Business Context
Meta is building a binary classifier to detect policy-violating Marketplace listings before they are shown broadly. Violations are rare, but missing them is costly, so the ranking and integrity teams need the right offline metric to compare models and set thresholds.
Dataset
You are given a labeled offline training set of Marketplace listings with model scores from a baseline logistic regression and a candidate gradient-boosted tree model.
| Feature Group | Count | Examples |
|---|
| Listing metadata | 12 | price, category, seller_age_days, image_count |
| Seller behavior | 9 | prior_reports_30d, refund_rate, listing_velocity |
| Text-derived signals | 15 | keyword_risk_score, title_length, embedding_cluster_id |
| Image/model scores | 6 | vision_risk_score, OCR_risk_score, baseline_score, candidate_score |
- Rows: 2.4M listings from the last 90 days
- Target:
is_violation (1 if the listing was confirmed violating, else 0)

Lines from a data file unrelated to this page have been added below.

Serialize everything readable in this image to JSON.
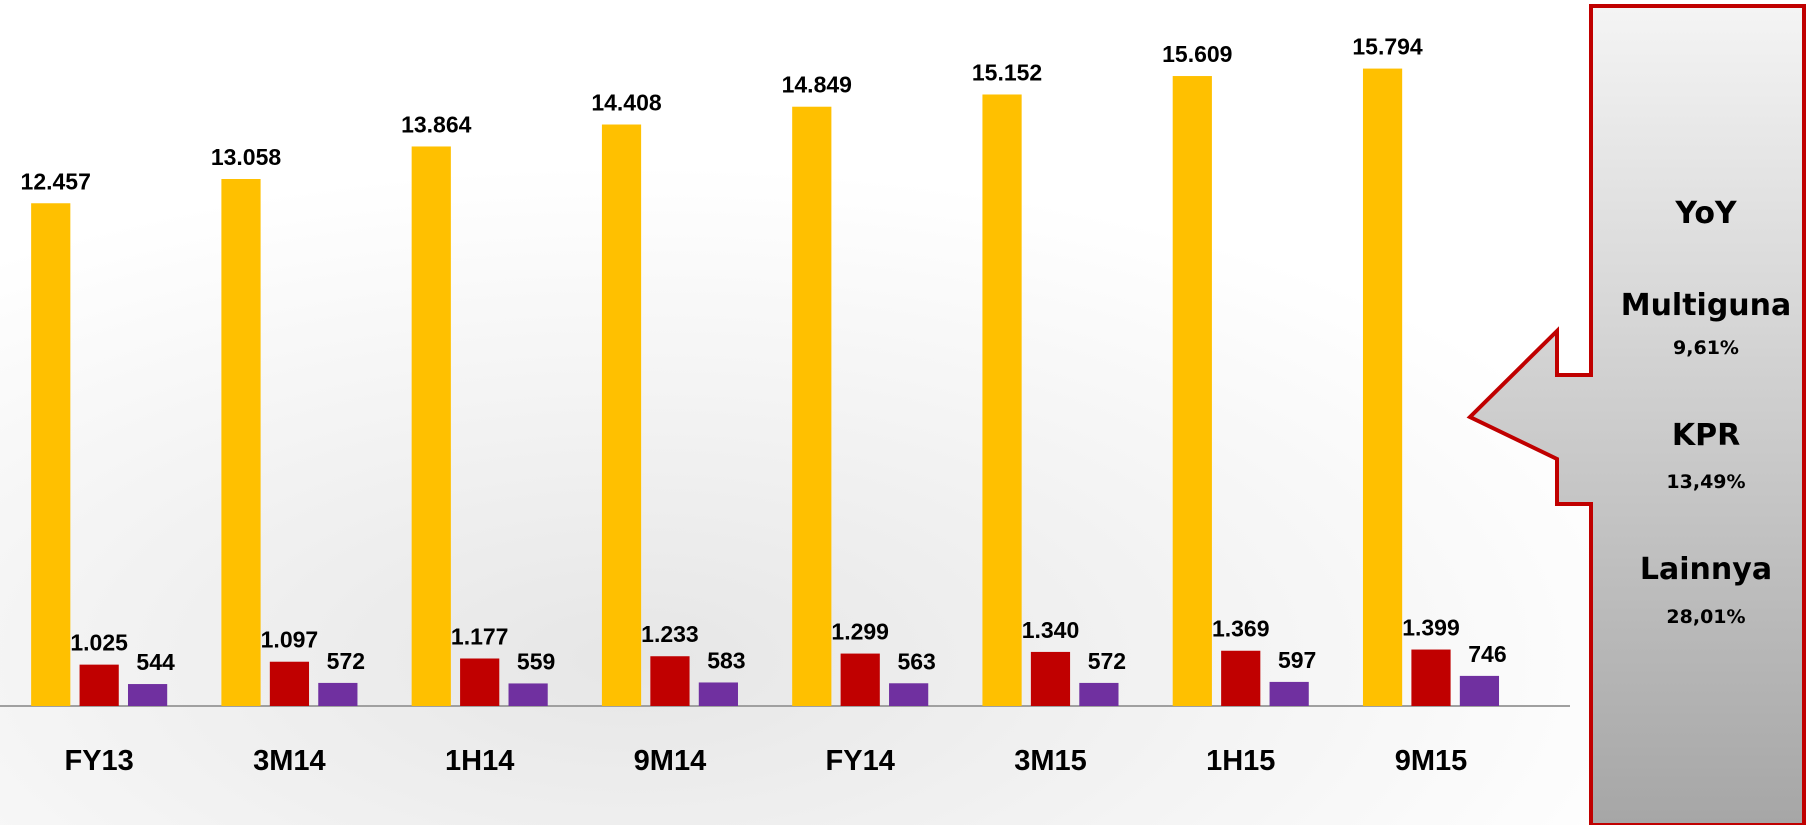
{
  "chart_data": {
    "type": "bar",
    "categories": [
      "FY13",
      "3M14",
      "1H14",
      "9M14",
      "FY14",
      "3M15",
      "1H15",
      "9M15"
    ],
    "series": [
      {
        "color": "#FFC000",
        "values": [
          12457,
          13058,
          13864,
          14408,
          14849,
          15152,
          15609,
          15794
        ],
        "value_labels": [
          "12.457",
          "13.058",
          "13.864",
          "14.408",
          "14.849",
          "15.152",
          "15.609",
          "15.794"
        ]
      },
      {
        "color": "#C00000",
        "values": [
          1025,
          1097,
          1177,
          1233,
          1299,
          1340,
          1369,
          1399
        ],
        "value_labels": [
          "1.025",
          "1.097",
          "1.177",
          "1.233",
          "1.299",
          "1.340",
          "1.369",
          "1.399"
        ]
      },
      {
        "color": "#7030A0",
        "values": [
          544,
          572,
          559,
          583,
          563,
          572,
          597,
          746
        ]
      }
    ],
    "annotations": [
      "YoY",
      "Multiguna",
      "9,61%",
      "KPR",
      "13,49%",
      "Lainnya",
      "28,01%"
    ]
  }
}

- Class balance: 0.9% positive, 99.1% negative
- Missing data: ~8% missing in seller history for new sellers; ~3% missing OCR/image features
Success Criteria
A strong solution should:
- Explain ROC-AUC and PR-AUC clearly and mathematically
- Show why ROC-AUC can look strong even when positive-class performance is weak under heavy imbalance
- Use the provided scores to compute both metrics and recommend which one should drive model selection
- Propose an operating threshold aligned with an integrity-review queue
Constraints
- Review capacity is fixed: only the top 2% highest-risk listings can be sent to human review
- The final explanation must be understandable to both ML engineers and policy operations partners
- Inference is near-real-time, so the chosen approach should not require expensive post-processing
Deliverables
- Compute ROC-AUC and PR-AUC for both models on a held-out set.
- Explain when each metric is appropriate and why class imbalance matters.
- Recommend which model Meta should ship and justify the decision.
- Select a threshold for the review queue and report precision, recall, and confusion-matrix counts at that threshold.
- Briefly discuss how calibration and prevalence shifts would affect interpretation of these metrics.